A state is simply the way something is. Every unique arrangement of a system (say an atom) is considered to be an individual state. States are labeled by the quantum numbers associated with that arrangement of the system. Say you have a Hydrogen atom with the electron in it's lowest energy. You hit the electron with a photon, it gains energy, so the principle quantum number(the quantum number that describes the energy of the electron) increases. Before and after the photon hits are two different states whoose quantum numbers have different values.

Now something else you need to know about the quantum numbers is that they are arguments to a function. The function is called the Wavefunction of the system and it describes the system completely. Lets call the quantum numbers n,s,l,m then f(n,s,l,m) = state of the system where f is the wavefunction.

Often we want to know how likely a certain set of quantum numbers is to appear in a system, i.e. how likely the system is to be in a certain state f. If i have an ultraviolet photon and I chuck it at my hydrogen atom how likely am I to ionise the atom, for example.

Quantum mechanics describes a formalism for accurately calculating the probabilities that any state of a system exists. As input you feed in the wavefunction with the appropriate quantum numbers and as output you get a probability. The machine that converts the quantum numbers to a probability is an integral or more properly an overlap integral. I can't format integrals in HTML, but let's call the funny s shaped part I. The integration is over all of space so we will call the domain dx the integral looks like

I f(n,s,l,m)f*(n,s,l,m) dx .

The * indicates that we take the complex conjugate of the wavefunction when calculating the probability and the reason we do this is to ensure that the result will be positive definite+ (the function can sometimes be complex).

You don't really have to worry about that to understand the Pauli exclusion principle. The exclusion principle comes about because the wavefunction for an electron is always anti-symmetric. This is the definition of a Fermion. When you have many electrons and you you try to write down the probability of two of them being in exactly the same place then you have to calculate the overlap integral but the function f is strictly anti-symmetric. Now from basic calculus you should learn that the integral of an anti-symmetric wavefunction is 0!. The probability of two electrons being in the same sate is 0. It can never happen, it is not even that it is very unlikely, it is actually impossible. The magic of the Pauli exclusion principle comes about because of the anti-symmetry of the electron's wavefunction.

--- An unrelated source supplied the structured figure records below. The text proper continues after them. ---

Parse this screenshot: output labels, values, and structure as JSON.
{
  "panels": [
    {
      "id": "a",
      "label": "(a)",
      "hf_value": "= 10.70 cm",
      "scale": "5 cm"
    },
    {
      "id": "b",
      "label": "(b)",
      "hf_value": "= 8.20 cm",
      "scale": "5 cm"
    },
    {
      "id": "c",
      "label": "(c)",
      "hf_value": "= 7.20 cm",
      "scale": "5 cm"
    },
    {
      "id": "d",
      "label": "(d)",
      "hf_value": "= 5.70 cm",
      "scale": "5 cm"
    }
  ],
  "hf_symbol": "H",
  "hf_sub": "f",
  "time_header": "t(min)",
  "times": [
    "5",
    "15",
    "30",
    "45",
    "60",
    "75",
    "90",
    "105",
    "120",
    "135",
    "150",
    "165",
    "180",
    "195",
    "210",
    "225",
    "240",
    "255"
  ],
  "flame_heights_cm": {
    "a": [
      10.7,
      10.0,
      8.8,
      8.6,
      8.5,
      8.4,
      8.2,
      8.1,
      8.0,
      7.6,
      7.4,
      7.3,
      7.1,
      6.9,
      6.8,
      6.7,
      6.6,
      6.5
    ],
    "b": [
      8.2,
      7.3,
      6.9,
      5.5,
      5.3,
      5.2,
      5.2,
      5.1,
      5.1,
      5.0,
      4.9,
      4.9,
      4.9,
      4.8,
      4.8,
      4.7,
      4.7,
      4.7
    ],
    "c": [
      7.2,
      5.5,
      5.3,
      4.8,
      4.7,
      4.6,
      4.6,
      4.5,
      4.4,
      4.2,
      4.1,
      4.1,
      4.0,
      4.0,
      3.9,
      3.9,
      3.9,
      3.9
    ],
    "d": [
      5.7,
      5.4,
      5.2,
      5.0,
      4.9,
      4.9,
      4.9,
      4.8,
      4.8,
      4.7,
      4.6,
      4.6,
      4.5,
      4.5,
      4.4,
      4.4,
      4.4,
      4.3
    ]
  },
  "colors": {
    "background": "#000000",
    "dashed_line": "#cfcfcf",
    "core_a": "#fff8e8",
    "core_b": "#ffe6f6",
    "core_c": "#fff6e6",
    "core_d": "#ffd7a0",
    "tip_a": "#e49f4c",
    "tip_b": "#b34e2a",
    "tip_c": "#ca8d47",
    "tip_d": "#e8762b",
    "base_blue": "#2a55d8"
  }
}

By contrast an object which has a symmetric wavefunction will quite like to be in the same state as another similar object. Particles with symmetric wavefunctions are called Bosons. Bose noticed this behavior and wrote a letter to Einstein about it. Einstein got the work published (Bose was pretty unknown at the time) and this work is the basis behind Bose-Einstein condensates.


+ This was stumbled upon in the 1926 by Max Born when people didn't really know what was going on

! The positive part of the function exactly cancels the negative part of the function when you calculate the area under the function.